The Daily Telegraph’s Robbie Collin awarded the movie four stars and described it as “toe-twistingly funny”.
“After his recent tirades about comedy and offensiveness on social media, I’m not entirely convinced Gervais understands the intricate comic mechanisms that make Brent work — but then eight-year-old Mozart couldn’t transcribe musical notation when he wrote his first symphony,” he said.
However, many critics said that a joke using the N-word and a Chinese racial stereotype misfired. Sean O’Grady wrote in The Independent: “In the same way that Alf Garnett was supposed to be an outrageous caricature of a Tory racist bigot we were supposed to laugh at, and instead turned into a hero figure for the wrong kind of people, maybe there is a bit of the Brent creation that, in the wrong hands, could be used to hurtful, hateful effect.”
However, he called the film “excruciatingly brilliant”, adding: “If you have missed Brent, more or less absent from our screens in the 12 years since the last episode of the original The Office series was run, then you will be pleased to learn that he is back, and more grotesque, more embarrassing, and more humiliated by life than ever.”
In the Daily Mirror, David Edwards called the movie, also written and directed by Gervais, “the funniest film of the year. Fact”.

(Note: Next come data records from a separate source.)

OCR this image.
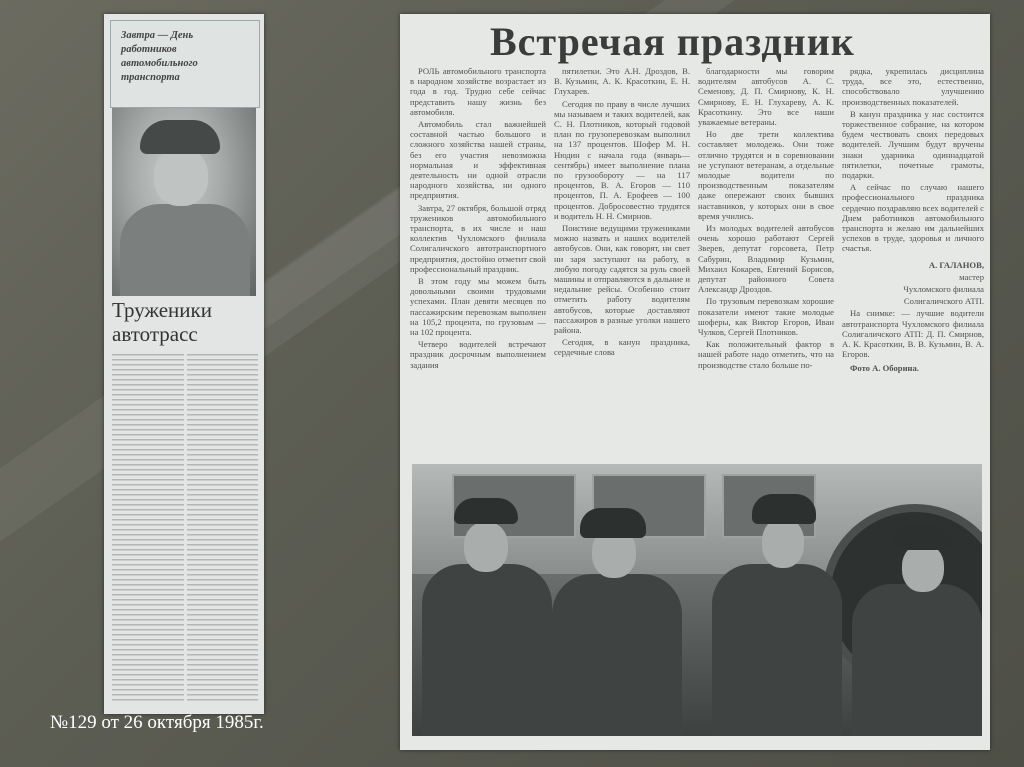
Завтра — День
работников
автомобильного
транспорта
Труженики
автотрасс
№129 от 26 октября 1985г.
Встречая праздник

РОЛЬ автомобильного транспорта в народном хозяйстве возрастает из года в год. Трудно себе сейчас представить нашу жизнь без автомобиля.

Автомобиль стал важнейшей составной частью большого и сложного хозяйства нашей страны, без его участия невозможна нормальная и эффективная деятельность ни одной отрасли народного хозяйства, ни одного предприятия.

Завтра, 27 октября, большой отряд тружеников автомобильного транспорта, в их числе и наш коллектив Чухломского филиала Солигаличского автотранспортного предприятия, достойно отметит свой профессиональный праздник.

В этом году мы можем быть довольными своими трудовыми успехами. План девяти месяцев по пассажирским перевозкам выполнен на 105,2 процента, по грузовым — на 102 процента.

Четверо водителей встречают праздник досрочным выполнением задания

пятилетки. Это А.Н. Дроздов, В. В. Кузьмин, А. К. Красоткин, Е. Н. Глухарев.

Сегодня по праву в числе лучших мы называем и таких водителей, как С. Н. Плотников, который годовой план по грузоперевозкам выполнил на 137 процентов. Шофер М. Н. Нюдин с начала года (январь—сентябрь) имеет выполнение плана по грузообороту — на 117 процентов, В. А. Егоров — 110 процентов, П. А. Ерофеев — 100 процентов. Добросовестно трудятся и водитель Н. Н. Смирнов.

Поистине ведущими тружениками можно назвать и наших водителей автобусов. Они, как говорят, ни свет ни заря заступают на работу, в любую погоду садятся за руль своей машины и отправляются в дальние и недальние рейсы. Особенно стоит отметить работу водителям автобусов, которые доставляют пассажиров в разные уголки нашего района.

Сегодня, в канун праздника, сердечные слова

благодарности мы говорим водителям автобусов А. С. Семенову, Д. П. Смирнову, К. Н. Смирнову, Е. Н. Глухареву, А. К. Красоткину. Это все наши уважаемые ветераны.

Но две трети коллектива составляет молодежь. Они тоже отлично трудятся и в соревновании не уступают ветеранам, а отдельные молодые водители по производственным показателям даже опережают своих бывших наставников, у которых они в свое время учились.

Из молодых водителей автобусов очень хорошо работают Сергей Зверев, депутат горсовета, Петр Сабурин, Владимир Кузьмин, Михаил Кокарев, Евгений Борисов, депутат районного Совета Александр Дроздов.

По трузовым перевозкам хорошие показатели имеют такие молодые шоферы, как Виктор Егоров, Иван Чулков, Сергей Плотников.

Как положительный фактор в нашей работе надо отметить, что на производстве стало больше по-

рядка, укрепилась дисциплина труда, все это, естественно, способствовало улучшению производственных показателей.

В канун праздника у нас состоится торжественное собрание, на котором будем чествовать своих передовых водителей. Лучшим будут вручены знаки ударника одиннадцатой пятилетки, почетные грамоты, подарки.

А сейчас по случаю нашего профессионального праздника сердечно поздравляю всех водителей с Днем работников автомобильного транспорта и желаю им дальнейших успехов в труде, здоровья и личного счастья.

А. ГАЛАНОВ,

мастер

Чухломского филиала

Солигаличского АТП.

На снимке: — лучшие водители автотранспорта Чухломского филиала Солигаличского АТП: Д. П. Смирнов, А. К. Красоткин, В. В. Кузьмин, В. А. Егоров.

Фото А. Оборина.
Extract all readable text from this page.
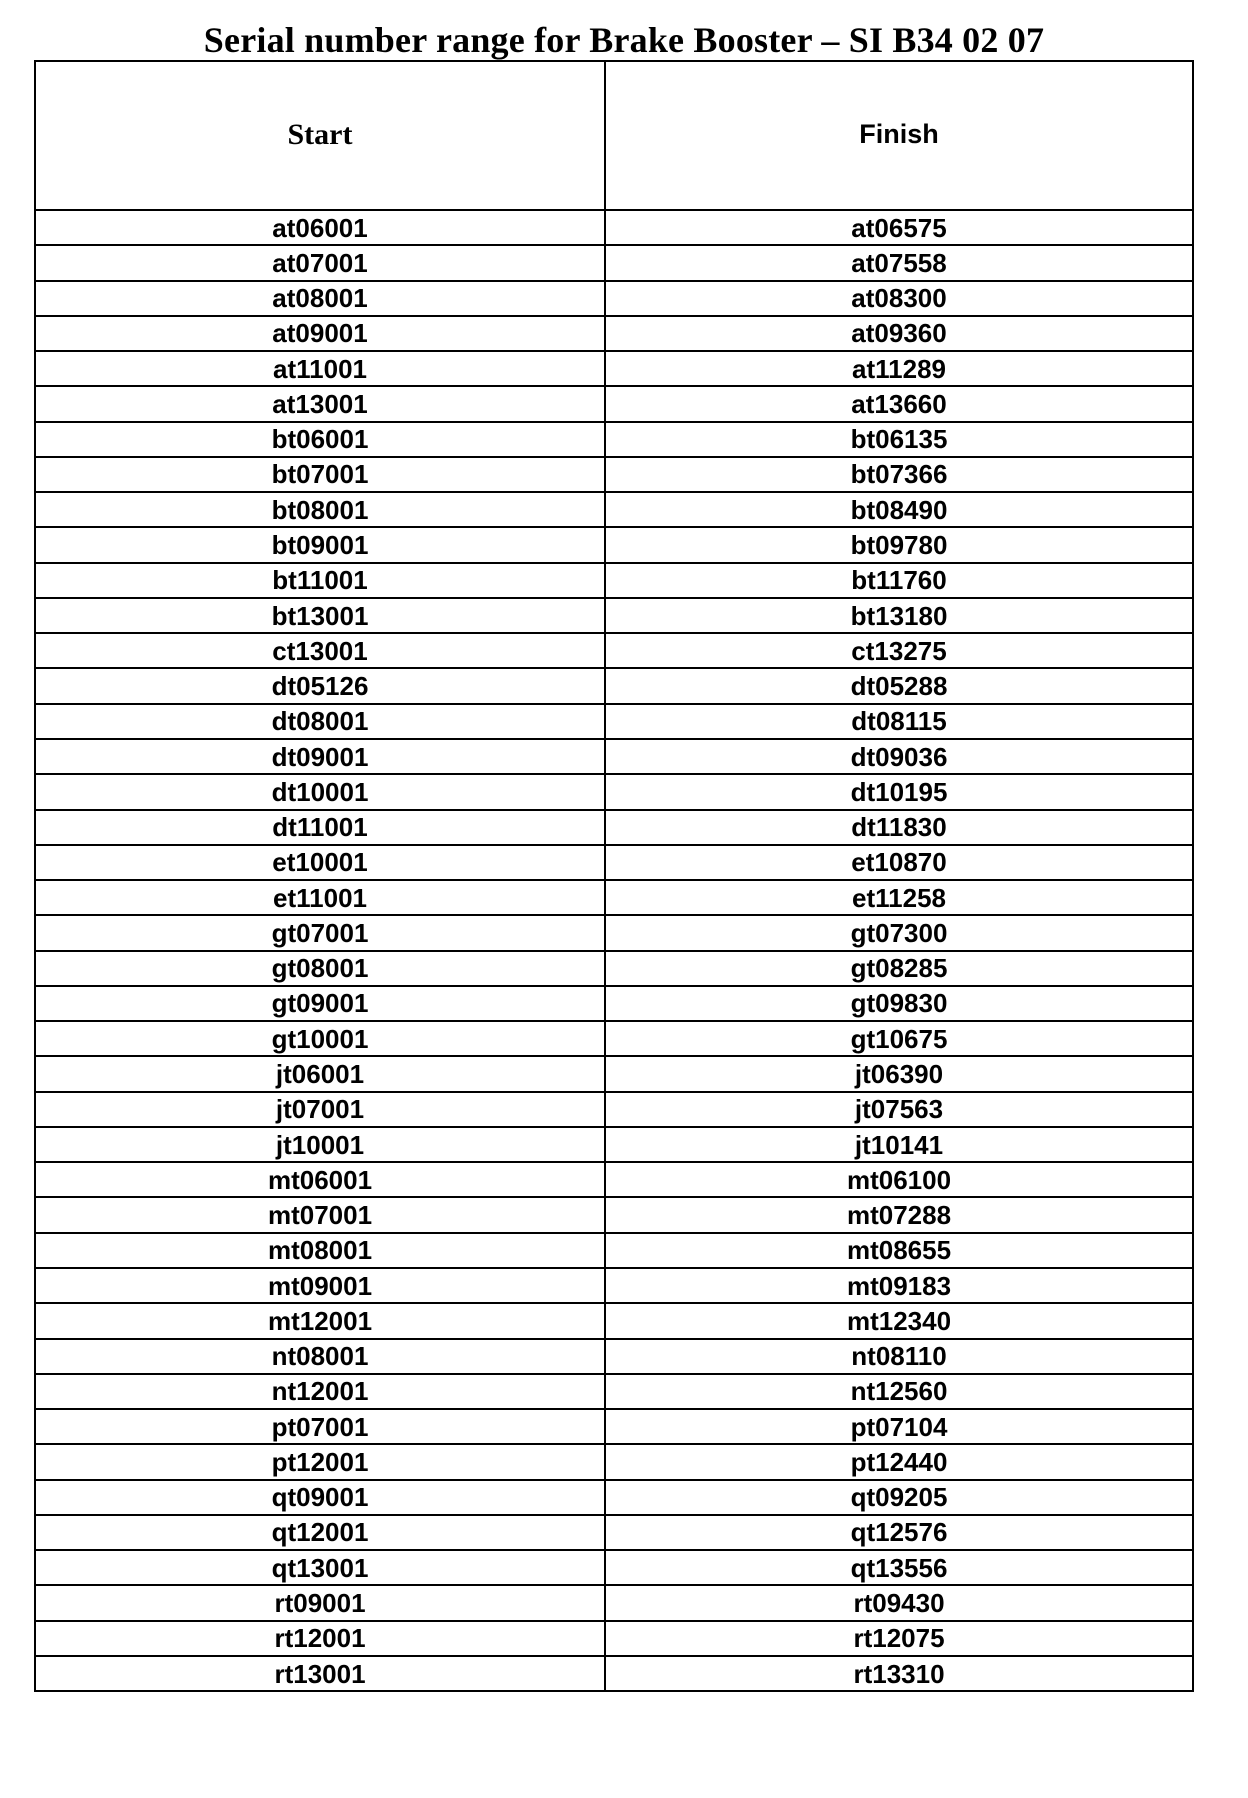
Serial number range for Brake Booster – SI B34 02 07
Start	Finish
at06001	at06575
at07001	at07558
at08001	at08300
at09001	at09360
at11001	at11289
at13001	at13660
bt06001	bt06135
bt07001	bt07366
bt08001	bt08490
bt09001	bt09780
bt11001	bt11760
bt13001	bt13180
ct13001	ct13275
dt05126	dt05288
dt08001	dt08115
dt09001	dt09036
dt10001	dt10195
dt11001	dt11830
et10001	et10870
et11001	et11258
gt07001	gt07300
gt08001	gt08285
gt09001	gt09830
gt10001	gt10675
jt06001	jt06390
jt07001	jt07563
jt10001	jt10141
mt06001	mt06100
mt07001	mt07288
mt08001	mt08655
mt09001	mt09183
mt12001	mt12340
nt08001	nt08110
nt12001	nt12560
pt07001	pt07104
pt12001	pt12440
qt09001	qt09205
qt12001	qt12576
qt13001	qt13556
rt09001	rt09430
rt12001	rt12075
rt13001	rt13310
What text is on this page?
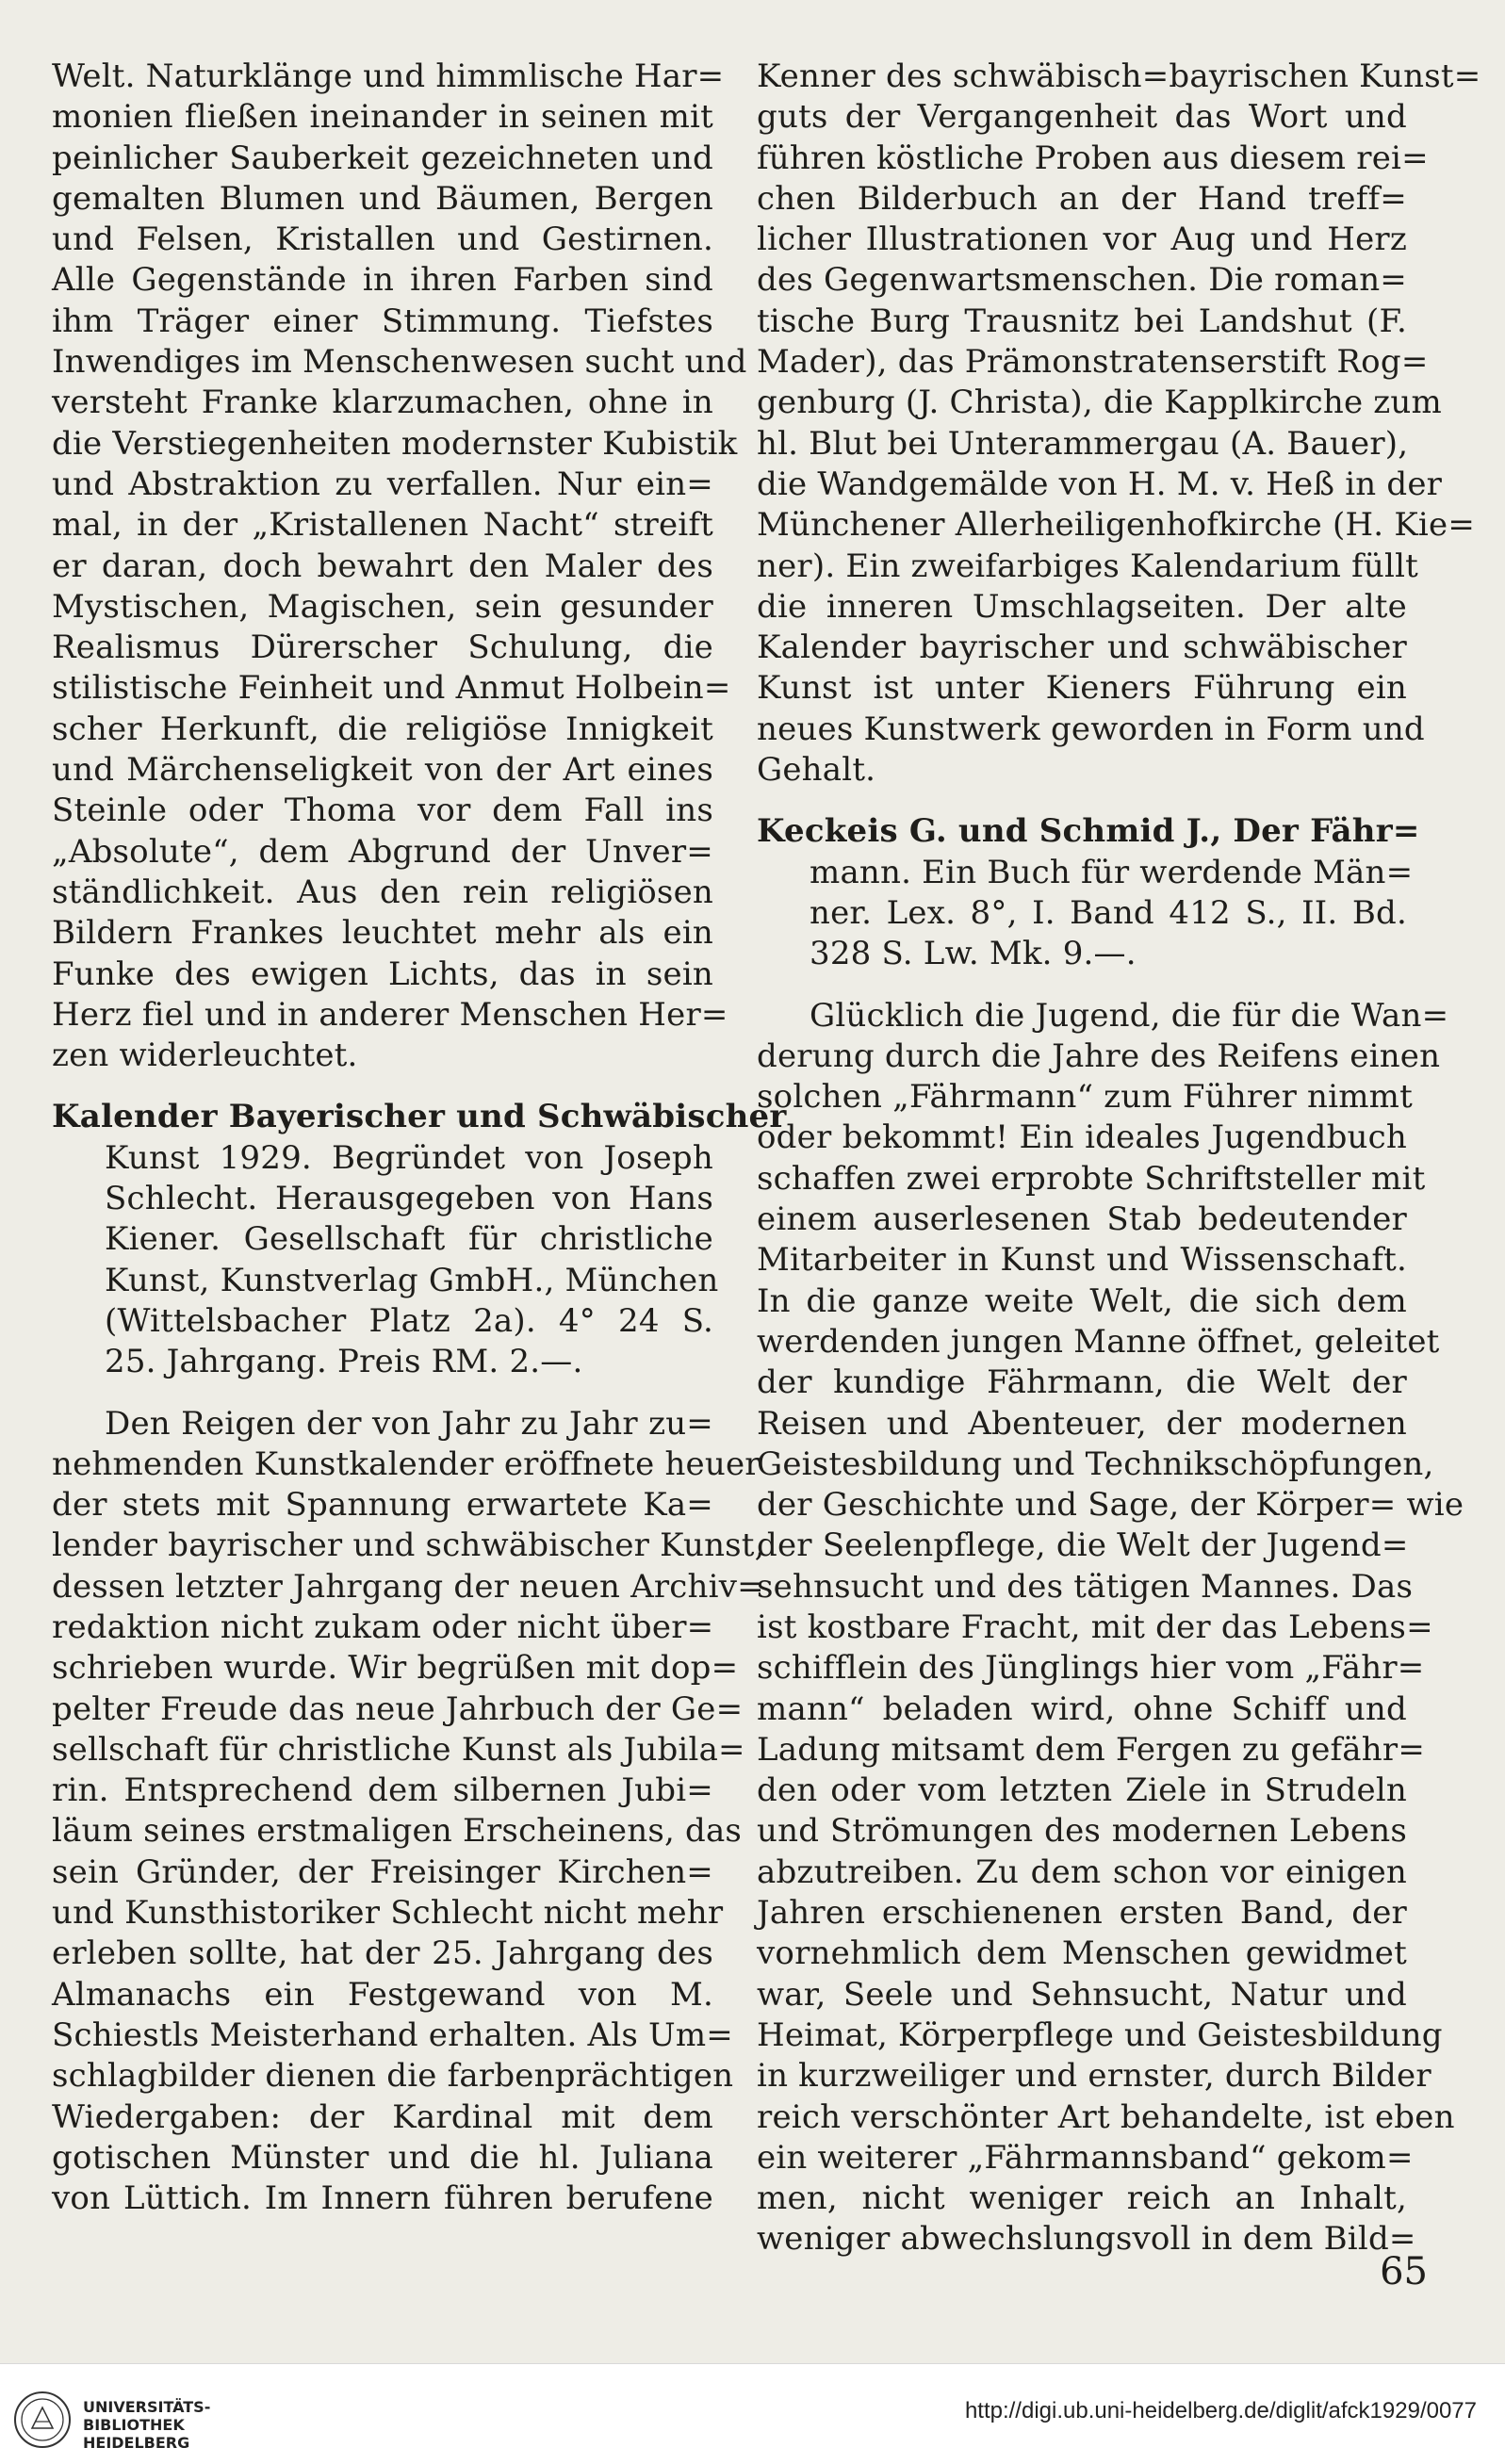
Welt. Naturklänge und himmlische Har=
monien fließen ineinander in seinen mit
peinlicher Sauberkeit gezeichneten und
gemalten Blumen und Bäumen, Bergen
und Felsen, Kristallen und Gestirnen.
Alle Gegenstände in ihren Farben sind
ihm Träger einer Stimmung. Tiefstes
Inwendiges im Menschenwesen sucht und
versteht Franke klarzumachen, ohne in
die Verstiegenheiten modernster Kubistik
und Abstraktion zu verfallen. Nur ein=
mal, in der „Kristallenen Nacht“ streift
er daran, doch bewahrt den Maler des
Mystischen, Magischen, sein gesunder
Realismus Dürerscher Schulung, die
stilistische Feinheit und Anmut Holbein=
scher Herkunft, die religiöse Innigkeit
und Märchenseligkeit von der Art eines
Steinle oder Thoma vor dem Fall ins
„Absolute“, dem Abgrund der Unver=
ständlichkeit. Aus den rein religiösen
Bildern Frankes leuchtet mehr als ein
Funke des ewigen Lichts, das in sein
Herz fiel und in anderer Menschen Her=
zen widerleuchtet.
Kalender Bayerischer und Schwäbischer
Kunst 1929. Begründet von Joseph
Schlecht. Herausgegeben von Hans
Kiener. Gesellschaft für christliche
Kunst, Kunstverlag GmbH., München
(Wittelsbacher Platz 2a). 4° 24 S.
25. Jahrgang. Preis RM. 2.—.
Den Reigen der von Jahr zu Jahr zu=
nehmenden Kunstkalender eröffnete heuer
der stets mit Spannung erwartete Ka=
lender bayrischer und schwäbischer Kunst,
dessen letzter Jahrgang der neuen Archiv=
redaktion nicht zukam oder nicht über=
schrieben wurde. Wir begrüßen mit dop=
pelter Freude das neue Jahrbuch der Ge=
sellschaft für christliche Kunst als Jubila=
rin. Entsprechend dem silbernen Jubi=
läum seines erstmaligen Erscheinens, das
sein Gründer, der Freisinger Kirchen=
und Kunsthistoriker Schlecht nicht mehr
erleben sollte, hat der 25. Jahrgang des
Almanachs ein Festgewand von M.
Schiestls Meisterhand erhalten. Als Um=
schlagbilder dienen die farbenprächtigen
Wiedergaben: der Kardinal mit dem
gotischen Münster und die hl. Juliana
von Lüttich. Im Innern führen berufene
Kenner des schwäbisch=bayrischen Kunst=
guts der Vergangenheit das Wort und
führen köstliche Proben aus diesem rei=
chen Bilderbuch an der Hand treff=
licher Illustrationen vor Aug und Herz
des Gegenwartsmenschen. Die roman=
tische Burg Trausnitz bei Landshut (F.
Mader), das Prämonstratenserstift Rog=
genburg (J. Christa), die Kapplkirche zum
hl. Blut bei Unterammergau (A. Bauer),
die Wandgemälde von H. M. v. Heß in der
Münchener Allerheiligenhofkirche (H. Kie=
ner). Ein zweifarbiges Kalendarium füllt
die inneren Umschlagseiten. Der alte
Kalender bayrischer und schwäbischer
Kunst ist unter Kieners Führung ein
neues Kunstwerk geworden in Form und
Gehalt.
Keckeis G. und Schmid J., Der Fähr=
mann. Ein Buch für werdende Män=
ner. Lex. 8°, I. Band 412 S., II. Bd.
328 S. Lw. Mk. 9.—.
Glücklich die Jugend, die für die Wan=
derung durch die Jahre des Reifens einen
solchen „Fährmann“ zum Führer nimmt
oder bekommt! Ein ideales Jugendbuch
schaffen zwei erprobte Schriftsteller mit
einem auserlesenen Stab bedeutender
Mitarbeiter in Kunst und Wissenschaft.
In die ganze weite Welt, die sich dem
werdenden jungen Manne öffnet, geleitet
der kundige Fährmann, die Welt der
Reisen und Abenteuer, der modernen
Geistesbildung und Technikschöpfungen,
der Geschichte und Sage, der Körper= wie
der Seelenpflege, die Welt der Jugend=
sehnsucht und des tätigen Mannes. Das
ist kostbare Fracht, mit der das Lebens=
schifflein des Jünglings hier vom „Fähr=
mann“ beladen wird, ohne Schiff und
Ladung mitsamt dem Fergen zu gefähr=
den oder vom letzten Ziele in Strudeln
und Strömungen des modernen Lebens
abzutreiben. Zu dem schon vor einigen
Jahren erschienenen ersten Band, der
vornehmlich dem Menschen gewidmet
war, Seele und Sehnsucht, Natur und
Heimat, Körperpflege und Geistesbildung
in kurzweiliger und ernster, durch Bilder
reich verschönter Art behandelte, ist eben
ein weiterer „Fährmannsband“ gekom=
men, nicht weniger reich an Inhalt,
weniger abwechslungsvoll in dem Bild=
65
UNIVERSITÄTS-
BIBLIOTHEK
HEIDELBERG
http://digi.ub.uni-heidelberg.de/diglit/afck1929/0077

But the Daily Mail’s Brian Viner gave the film just two stars, saying it had “too many dud notes” and was a “slowly unfolding disappointment”.
He said Gervais had “lost a grip on the subtleties that characterised The Office”.
“Comic characters conceived for TV very often misfire in the cinema, but there’s an even more worrying development here as the line between Gervais and his embarrassing alter ego, Brent, becomes blurred,” wrote Mr Viner.
“There was never any doubt, watching The Office, that Brent was the grotesque and Gervais the comedic mastermind inhabiting him. But here it is Gervais, not Brent, who strives too hard to be the centre of attention, whose lack of sensitivity grates, whose jokes fall flat.”
Jimi Famurewa gave the film two stars in Empire Online, saying the laughs “dry up”.
“Life On The Road can never quite escape unfavourable comparison to that first, unimprovable finale and, in the end, it mostly feels like a faint photocopy of what we’ve seen before,” he wrote.
Henry Barnes wrote in The Guardian: “At its best, it carries the tradition of the little man struggling against his own confines. At its worst — weak gags about fat people, moments when Brent’s too stupid for his back story — it’s small, shabby and outdated.”
He said the “character endures”, but added: “There were braver things Gervais could have done with the character, the bravest being leaving him where he was. The Office was left near-perfect.”